Un lycéen de 17 ans n’a pas vécu une journée dans sa vie alors sans que les États-Unis soient en guerre. Sous les auspices de la « guerre contre la terreur », le gouvernement a armé la police d’équipement militaire dans le cadre du développement d’une « armée totale ». Il a avancé ses objectifs de guerre par l’exacerbation perpétuelle d’ambiances de nationalisme extrême, de violence, paranoïa, xénophobie, peur, suspicion et aliénation.

Encore pire, le nombre de personnes tuées par les forces militaires des États-Unis en Irak, en Afghanistan, en Libye, au Yémen, en Syrie, en Somalie et au Pakistan se chiffre en centaines de milliers.

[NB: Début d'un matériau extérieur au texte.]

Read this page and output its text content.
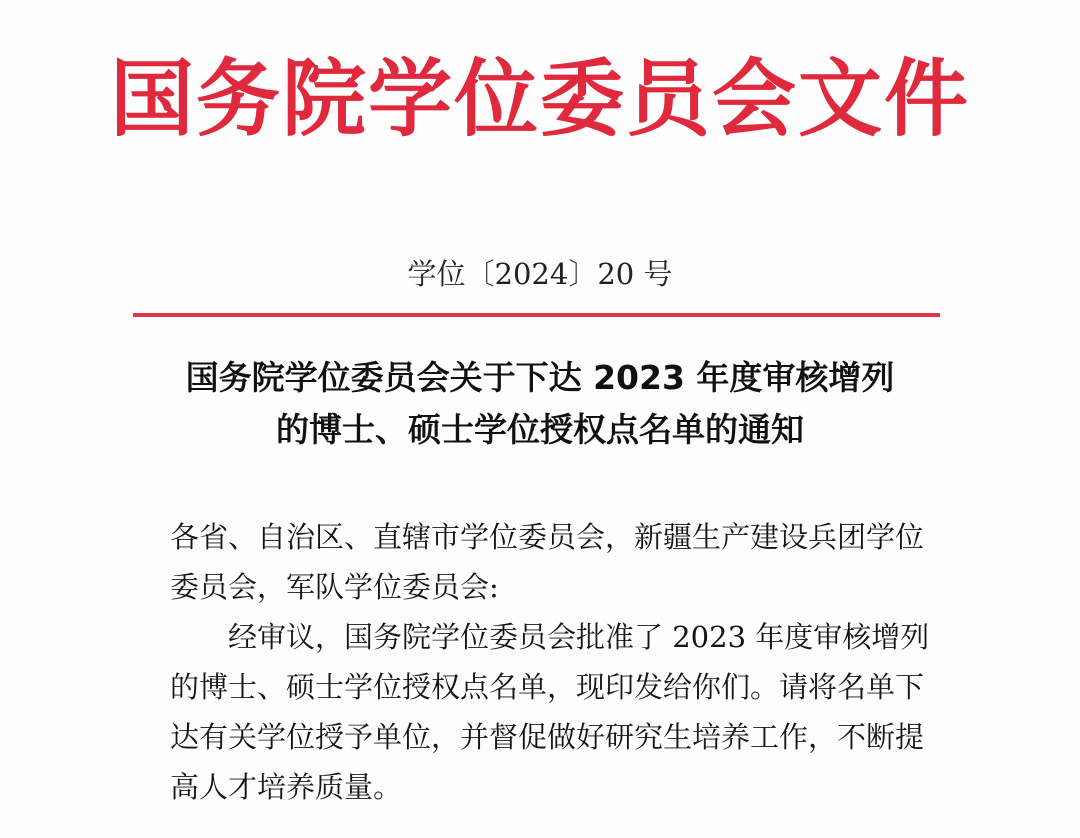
国务院学位委员会文件
学位〔2024〕20 号
国务院学位委员会关于下达 2023 年度审核增列
的博士、硕士学位授权点名单的通知

各省、自治区、直辖市学位委员会，新疆生产建设兵团学位

委员会，军队学位委员会:

经审议，国务院学位委员会批准了 2023 年度审核增列

的博士、硕士学位授权点名单，现印发给你们。请将名单下

达有关学位授予单位，并督促做好研究生培养工作，不断提

高人才培养质量。
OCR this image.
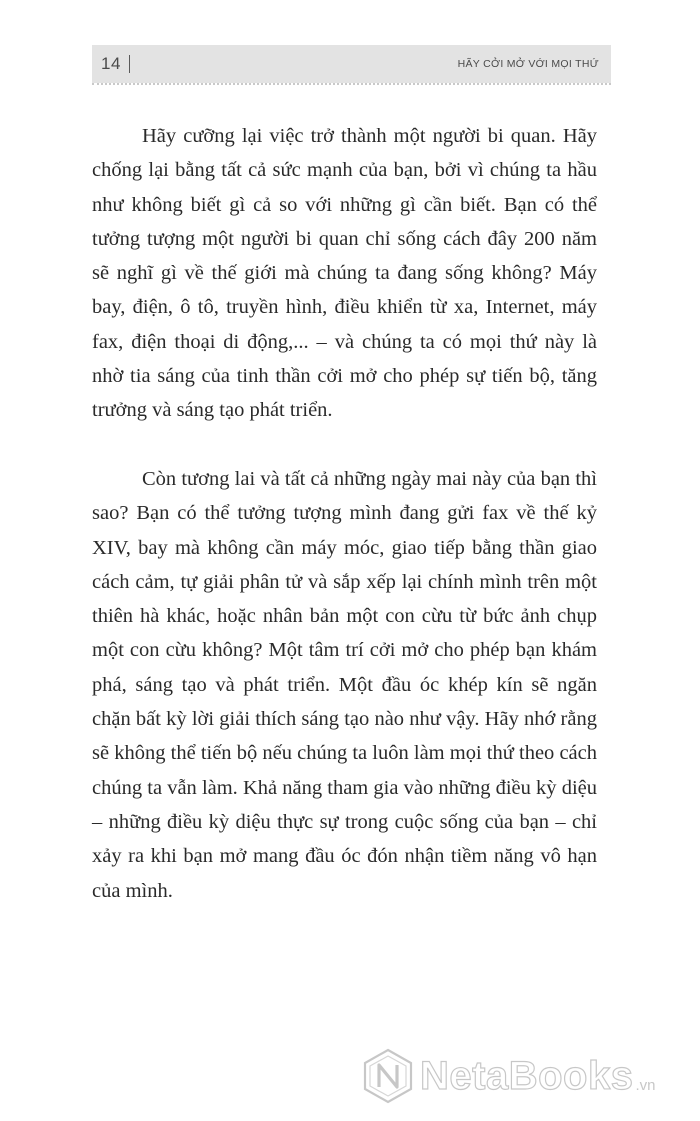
14	HÃY CỞI MỞ VỚI MỌI THỨ

Hãy cưỡng lại việc trở thành một người bi quan. Hãy chống lại bằng tất cả sức mạnh của bạn, bởi vì chúng ta hầu như không biết gì cả so với những gì cần biết. Bạn có thể tưởng tượng một người bi quan chỉ sống cách đây 200 năm sẽ nghĩ gì về thế giới mà chúng ta đang sống không? Máy bay, điện, ô tô, truyền hình, điều khiển từ xa, Internet, máy fax, điện thoại di động,... – và chúng ta có mọi thứ này là nhờ tia sáng của tinh thần cởi mở cho phép sự tiến bộ, tăng trưởng và sáng tạo phát triển.

Còn tương lai và tất cả những ngày mai này của bạn thì sao? Bạn có thể tưởng tượng mình đang gửi fax về thế kỷ XIV, bay mà không cần máy móc, giao tiếp bằng thần giao cách cảm, tự giải phân tử và sắp xếp lại chính mình trên một thiên hà khác, hoặc nhân bản một con cừu từ bức ảnh chụp một con cừu không? Một tâm trí cởi mở cho phép bạn khám phá, sáng tạo và phát triển. Một đầu óc khép kín sẽ ngăn chặn bất kỳ lời giải thích sáng tạo nào như vậy. Hãy nhớ rằng sẽ không thể tiến bộ nếu chúng ta luôn làm mọi thứ theo cách chúng ta vẫn làm. Khả năng tham gia vào những điều kỳ diệu – những điều kỳ diệu thực sự trong cuộc sống của bạn – chỉ xảy ra khi bạn mở mang đầu óc đón nhận tiềm năng vô hạn của mình.

NetaBooks .vn
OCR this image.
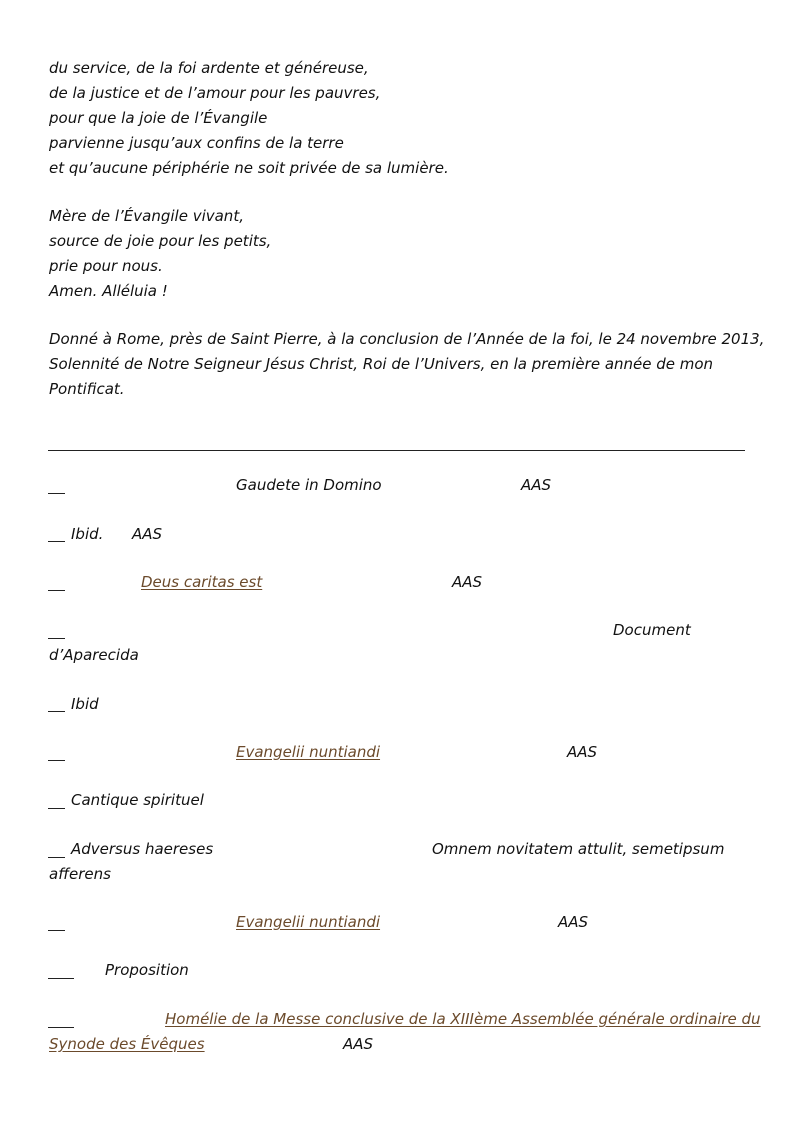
du service, de la foi ardente et généreuse,
de la justice et de l’amour pour les pauvres,
pour que la joie de l’Évangile
parvienne jusqu’aux confins de la terre
et qu’aucune périphérie ne soit privée de sa lumière.
Mère de l’Évangile vivant,
source de joie pour les petits,
prie pour nous.
Amen. Alléluia !
Donné à Rome, près de Saint Pierre, à la conclusion de l’Année de la foi, le 24 novembre 2013,
Solennité de Notre Seigneur Jésus Christ, Roi de l’Univers, en la première année de mon
Pontificat.
Gaudete in Domino	AAS
Ibid. AAS
Deus caritas est	AAS
Document
d’Aparecida
Ibid
Evangelii nuntiandi	AAS
Cantique spirituel
Adversus haereses	Omnem novitatem attulit, semetipsum
afferens
Evangelii nuntiandi	AAS
Proposition
Homélie de la Messe conclusive de la XIIIème Assemblée générale ordinaire du
Synode des Évêques	AAS
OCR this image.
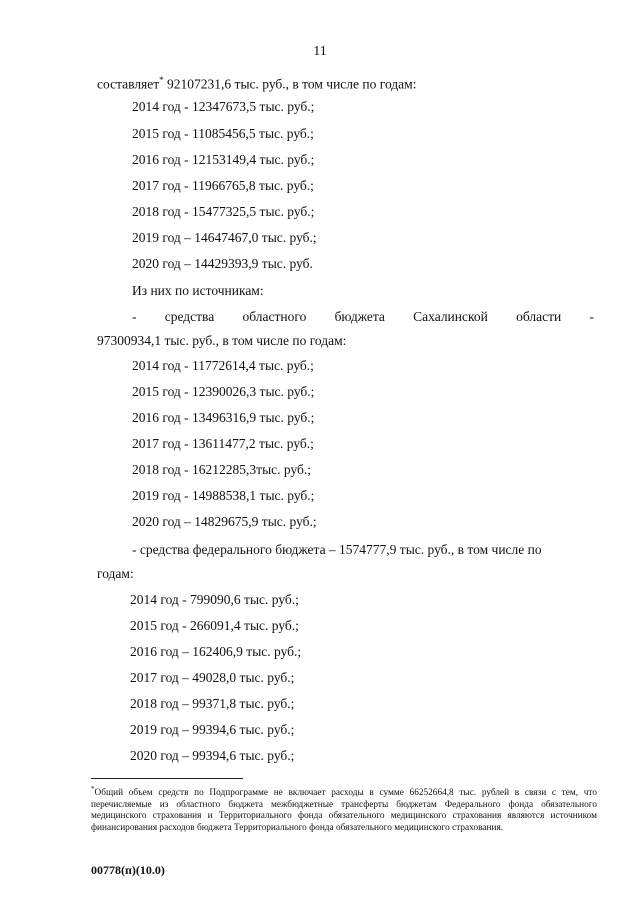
11
составляет* 92107231,6 тыс. руб., в том числе по годам:
2014 год - 12347673,5 тыс. руб.;
2015 год - 11085456,5 тыс. руб.;
2016 год - 12153149,4 тыс. руб.;
2017 год - 11966765,8 тыс. руб.;
2018 год - 15477325,5 тыс. руб.;
2019 год – 14647467,0 тыс. руб.;
2020 год – 14429393,9 тыс. руб.
Из них по источникам:
- средства областного бюджета Сахалинской области -
97300934,1 тыс. руб., в том числе по годам:
2014 год - 11772614,4 тыс. руб.;
2015 год - 12390026,3 тыс. руб.;
2016 год - 13496316,9 тыс. руб.;
2017 год - 13611477,2 тыс. руб.;
2018 год - 16212285,3тыс. руб.;
2019 год - 14988538,1 тыс. руб.;
2020 год – 14829675,9 тыс. руб.;
- средства федерального бюджета – 1574777,9 тыс. руб., в том числе по
годам:
2014 год - 799090,6 тыс. руб.;
2015 год - 266091,4 тыс. руб.;
2016 год – 162406,9 тыс. руб.;
2017 год – 49028,0 тыс. руб.;
2018 год – 99371,8 тыс. руб.;
2019 год – 99394,6 тыс. руб.;
2020 год – 99394,6 тыс. руб.;
*Общий объем средств по Подпрограмме не включает расходы в сумме 66252664,8 тыс. рублей в связи с тем, что перечисляемые из областного бюджета межбюджетные трансферты бюджетам Федерального фонда обязательного медицинского страхования и Территориального фонда обязательного медицинского страхования являются источником финансирования расходов бюджета Территориального фонда обязательного медицинского страхования.
00778(п)(10.0)
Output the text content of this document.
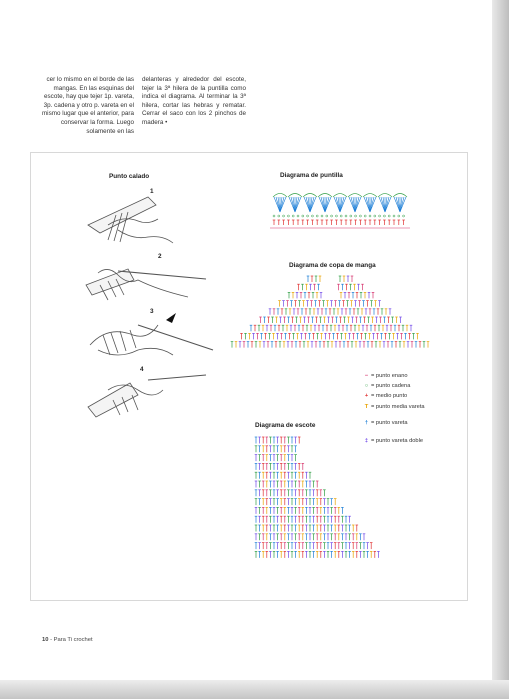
cer lo mismo en el borde de las mangas. En las esquinas del escote, hay que tejer 1p. vareta, 3p. cadena y otro p. vareta en el mismo lugar que el anterior, para conservar la forma. Luego solamente en las
delanteras y alrededor del escote, tejer la 3ª hilera de la puntilla como indica el diagrama. Al terminar la 3ª hilera, cortar las hebras y rematar. Cerrar el saco con los 2 pinchos de madera •
Punto calado
1
2
3
4
Diagrama de puntilla
Diagrama de copa de manga
− = punto enano
○ = punto cadena
+ = medio punto
T = punto media vareta
† = punto vareta
‡ = punto vareta doble
Diagrama de escote
10 - Para Ti crochet
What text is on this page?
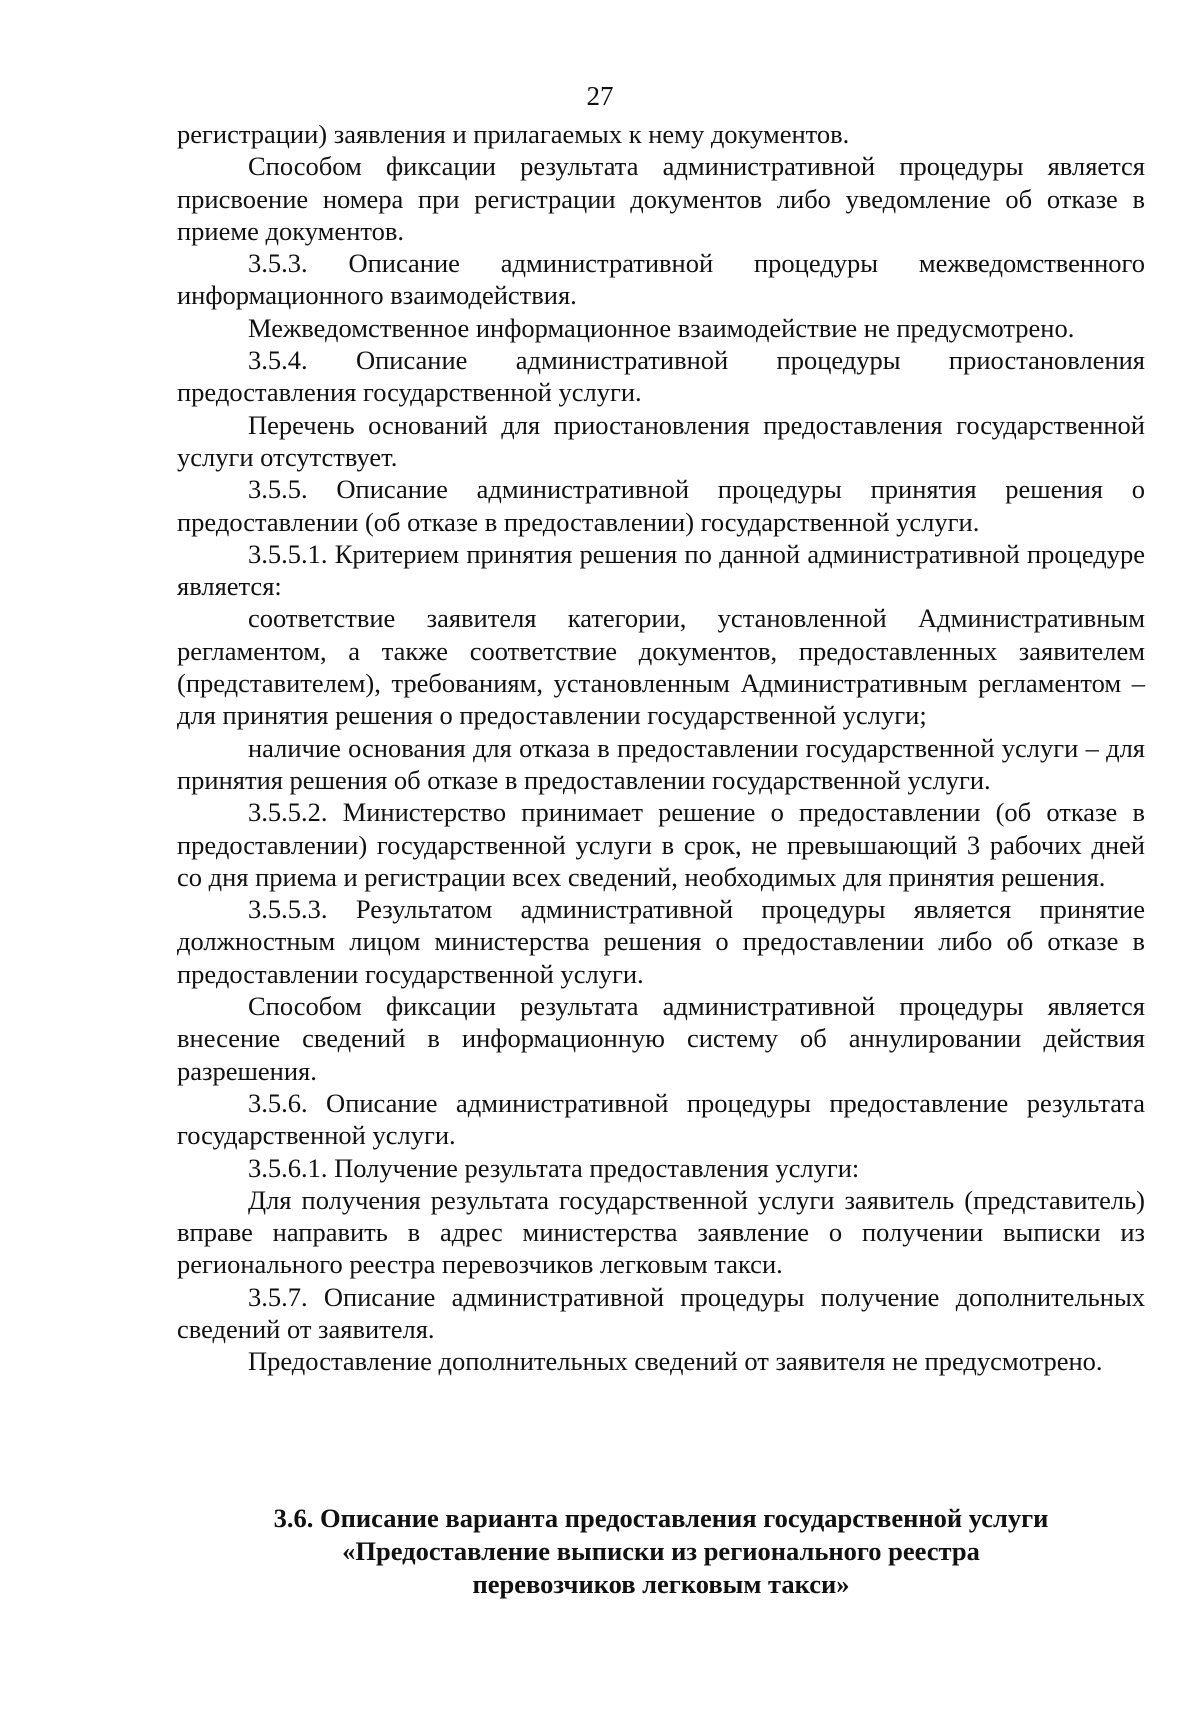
27

регистрации) заявления и прилагаемых к нему документов.

Способом фиксации результата административной процедуры является присвоение номера при регистрации документов либо уведомление об отказе в приеме документов.

3.5.3. Описание административной процедуры межведомственного информационного взаимодействия.

Межведомственное информационное взаимодействие не предусмотрено.

3.5.4. Описание административной процедуры приостановления предоставления государственной услуги.

Перечень оснований для приостановления предоставления государственной услуги отсутствует.

3.5.5. Описание административной процедуры принятия решения о предоставлении (об отказе в предоставлении) государственной услуги.

3.5.5.1. Критерием принятия решения по данной административной процедуре является:

соответствие заявителя категории, установленной Административным регламентом, а также соответствие документов, предоставленных заявителем (представителем), требованиям, установленным Административным регламентом – для принятия решения о предоставлении государственной услуги;

наличие основания для отказа в предоставлении государственной услуги – для принятия решения об отказе в предоставлении государственной услуги.

3.5.5.2. Министерство принимает решение о предоставлении (об отказе в предоставлении) государственной услуги в срок, не превышающий 3 рабочих дней со дня приема и регистрации всех сведений, необходимых для принятия решения.

3.5.5.3. Результатом административной процедуры является принятие должностным лицом министерства решения о предоставлении либо об отказе в предоставлении государственной услуги.

Способом фиксации результата административной процедуры является внесение сведений в информационную систему об аннулировании действия разрешения.

3.5.6. Описание административной процедуры предоставление результата государственной услуги.

3.5.6.1. Получение результата предоставления услуги:

Для получения результата государственной услуги заявитель (представитель) вправе направить в адрес министерства заявление о получении выписки из регионального реестра перевозчиков легковым такси.

3.5.7. Описание административной процедуры получение дополнительных сведений от заявителя.

Предоставление дополнительных сведений от заявителя не предусмотрено.

3.6. Описание варианта предоставления государственной услуги
«Предоставление выписки из регионального реестра
перевозчиков легковым такси»
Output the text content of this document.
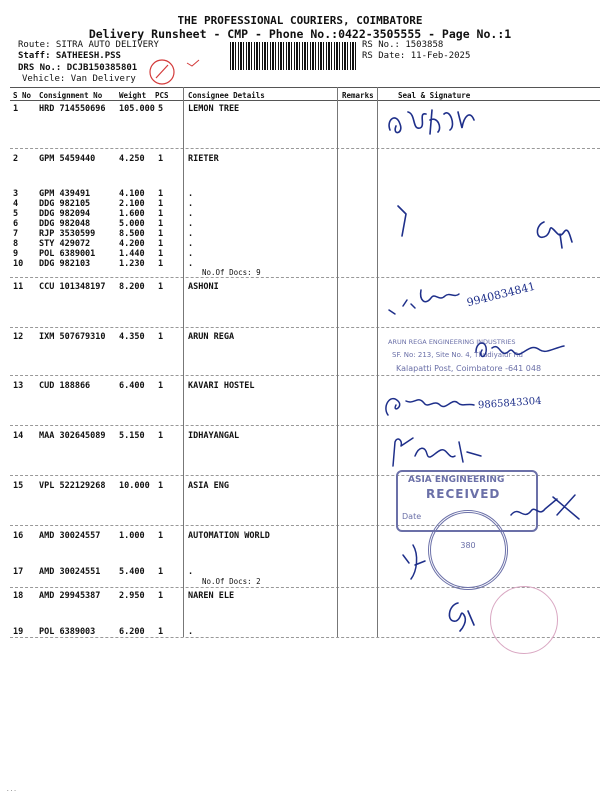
THE PROFESSIONAL COURIERS, COIMBATORE
Delivery Runsheet - CMP - Phone No.:0422-3505555 - Page No.:1
Route: SITRA AUTO DELIVERY
Staff: SATHEESH.PSS
DRS No.: DCJB150385801
Vehicle: Van Delivery
RS No.: 1503858
RS Date: 11-Feb-2025
S No Consignment No Weight PCS	Consignee Details	Remarks	Seal & Signature
1 HRD 714550696 105.000 5	LEMON TREE
2 GPM 5459440	4.250 1	RIETER
3 GPM 439491	4.100 1	.
4 DDG 982105	2.100 1	.
5 DDG 982094	1.600 1	.
6 DDG 982048	5.000 1	.
7 RJP 3530599	8.500 1	.
8 STY 429072	4.200 1	.
9 POL 6389001	1.440 1	.
10 DDG 982103	1.230 1	.
No.Of Docs: 9
11 CCU 101348197 8.200 1	ASHONI
12 IXM 507679310 4.350 1	ARUN REGA
13 CUD 188866	6.400 1	KAVARI HOSTEL
14 MAA 302645089 5.150 1	IDHAYANGAL
15 VPL 522129268 10.000 1	ASIA ENG
16 AMD 30024557 1.000 1	AUTOMATION WORLD
17 AMD 30024551 5.400 1	.
No.Of Docs: 2
18 AMD 29945387 2.950 1	NAREN ELE
19 POL 6389003	6.200 1	.
9940834841
ARUN REGA ENGINEERING INDUSTRIES
SF. No: 213, Site No. 4, Thudiyalur Rd
Kalapatti Post, Coimbatore -641 048
9865843304
ASIA ENGINEERING
RECEIVED
Date
380
...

Prétendre que l’état actuel de guerre permanente et de surveillance de masse n’a eu aucun effet sur la psychologie sociale du pays est intenable. Dans le cas de Cruz, le jeune homme de 19 ans arborait son T-shirt des Junior Reserve Officers’ Training Corps (ROTC) [une organisation officielle qui prépare les jeunes à entrer dans l’armée et leur apprends le maniement des armes] pendant qu’il vidait son chargeur sur ses anciens camarades de classe et des enseignants.

Comme toujours lorsque des groupes de la population tentent d’affirmer leurs griefs sociaux, l’establishment politique s’est mobilisé pour manipuler les aspirations populaires et canaliser les protestations dans des directions réactionnaires.

Une faction de la classe dirigeante a répondu à la fusillade en appelant à plus d’armes dans les écoles. Mercredi, Trump a proposé d’armer les enseignants afin qu’ils puissent tuer les tireurs potentiels. Le shérif local de Parkland a annoncé que toutes les écoles de la région seraient occupées par des policiers armés de fusils d’assaut semi-automatiques AR-15, la même arme utilisée par Cruz.

Le Parti démocrate est intervenu pour orienter le débat public sur le contrôle des armes à feu, s’emparant de l’hostilité populaire envers des groupes comme la NRA fascinante qui a profité de la prolifération quasi-illimitée des armes militaires. Même si une loi limitant la disponibilité des fusils d’assaut pouvait réduire le nombre de décès lors des massacres, elle ne s’attaquerait pas aux causes sous-jacentes de la violence sociale. D’autres moyens meurtriers, peut-être pires, seraient trouvés pour détruire des vies.

La cause première d’une telle violence réside dans le système social capitaliste, fondé sur l’exploitation des entreprises, l’inégalité et la guerre qui ne cessent de s’intensifier. Cette réalité américaine cauchemardesque ne prendra fin que lorsque l’on en aura terminé avec le capitalisme, remplacé par le socialisme.

l’IYSSE (International Youth and Students for Social Equality, Les Étudiants et jeunes internationalistes pour l’égalité sociale) prévient que les protestations adressées aux partis démocrate et républicain resteront lettre morte. Les étudiants et les jeunes doivent se tourner vers la classe ouvrière, la grande force sociale progressiste et révolutionnaire.